Sewer Lines and Tree Root Encroachment
When homeowners plant trees too close to sewer lines, tree roots can grow into sewer pipes. Tree roots can branch into smaller, secondary root systems that can enter sewer pipes via cracks that measure just millimeters. Weed roots can do much the same. Once living roots enter sewer lines, they often grow exponentially.
Although our team at Benjamin Franklin Plumbing can use hydro-jetting to break invasive roots down and flush them toward the sewer main, this won’t close the openings that let tree roots in. If these openings remain, invasive roots can regrow within just months.

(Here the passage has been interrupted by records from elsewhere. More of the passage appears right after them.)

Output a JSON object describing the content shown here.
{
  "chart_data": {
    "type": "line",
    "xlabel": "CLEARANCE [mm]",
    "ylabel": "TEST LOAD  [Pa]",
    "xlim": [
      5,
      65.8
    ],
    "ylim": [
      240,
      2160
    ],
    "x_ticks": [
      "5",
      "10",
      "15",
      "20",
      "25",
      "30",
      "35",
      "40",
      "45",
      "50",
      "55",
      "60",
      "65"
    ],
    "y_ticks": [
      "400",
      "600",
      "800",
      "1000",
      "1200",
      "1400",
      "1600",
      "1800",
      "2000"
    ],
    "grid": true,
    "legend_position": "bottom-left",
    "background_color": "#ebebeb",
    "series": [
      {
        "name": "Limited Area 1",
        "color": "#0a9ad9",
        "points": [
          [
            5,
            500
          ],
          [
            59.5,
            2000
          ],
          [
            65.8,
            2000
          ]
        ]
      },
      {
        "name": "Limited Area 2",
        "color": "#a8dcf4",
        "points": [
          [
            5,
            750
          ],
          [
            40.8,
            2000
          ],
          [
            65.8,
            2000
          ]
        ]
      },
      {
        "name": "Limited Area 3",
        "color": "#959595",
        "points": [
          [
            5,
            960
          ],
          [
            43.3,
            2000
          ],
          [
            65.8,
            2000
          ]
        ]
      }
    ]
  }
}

Depending upon the size of sewer pipe cracks, cured-in-place pipe linings could keep new roots out. This and other trenchless pipe repair techniques allow for minimal soil disruption. However, when sewer line cracks are sizable, replacement is often the best choice.
Other Common Sewer Line Issues
Shifting soil, soil erosion, and placing heavy items on the ground just above your sewer line can crack this pipe, cause it to offset, or crush it. Offset pipes are fairly straightforward to repair. However, when sewer lines are severely cracked or crushed, sewer line replacement is the only viable option.
Leaky Wastewater Pipes
Leaky wastewater pipes may be the result of built-up debris, trapped, slow-degrading items, or other maintenance-related issues. However, they can also be the result of heavy buildups of hard water sediment, advanced corrosion, or general age-related wear. It makes no sense to repair pipes that are nearing the end of their service lives. Late-in-life pipe repairs are often followed by additional plumbing problems.
As pipes age, their walls grow thin. Repeated use of chemical drain cleaners and DIY clog repairs performed with sharp, piercing tools can accelerate this process. Replacing worn pipes rather than fixing them is the best way to prevent messy pipe ruptures.
Frequent Pipe Clogs
Apart from poor drain use, the most common causes of frequent pipe clogs are built-up sediment, age-related wear, and insufficient drain maintenance. If you’re careful not to pour rendered fats, cooking oils, and grease down your drains, recurring clogs are likely due to greatly decreased diameters in pipe interiors. Over time, aging pipes develop tough, tacky build-ups on their interior walls. With increasingly less room to move, draining water slows down and solid and semi-solid items get trapped or snagged.
General aging, sediment, and some drain cleaning techniques can also make pipe interiors rough and ragged. Replacing old pipes will ensure that larger or slow-degrading items don’t get snagged and cause partial or total blockages.
Visible Pipe Damage
Visible pipe damage is a good indication that you need replacement rather than repairs. Pitting, corrosion, pinhole leaks, and cracked or crushed sections aren’t problems that plumbers can fix with guaranteed watertight results.
Questionable Pipe Materials
If you haven’t repiped your home in quite some time, there’s a good chance that it has questionable pipe materials. For instance, terracotta or baked clay pipes are extremely vulnerable to tree root encroachment. Although pipe lining is an effective repair technique for cracked terracotta pipes, these pipes are outdated and increasingly prone to problems over time.
If you purchased existing construction without a pre-sale inspection or have inherited an older home, you may have lead water supply pipes. The use of lead in residential plumbing systems was outlawed in 1986. However, this ban didn’t require homeowners to remove existing lead plumbing elements.
In the 1990s, many homes had polybutylene wastewater pipes and water supply lines installed. These pipes are leak-prone. Polybutylene water supply pipes can also negatively interact with the fluoride and chlorine in fresh water to cause dangerous levels of chemical contamination.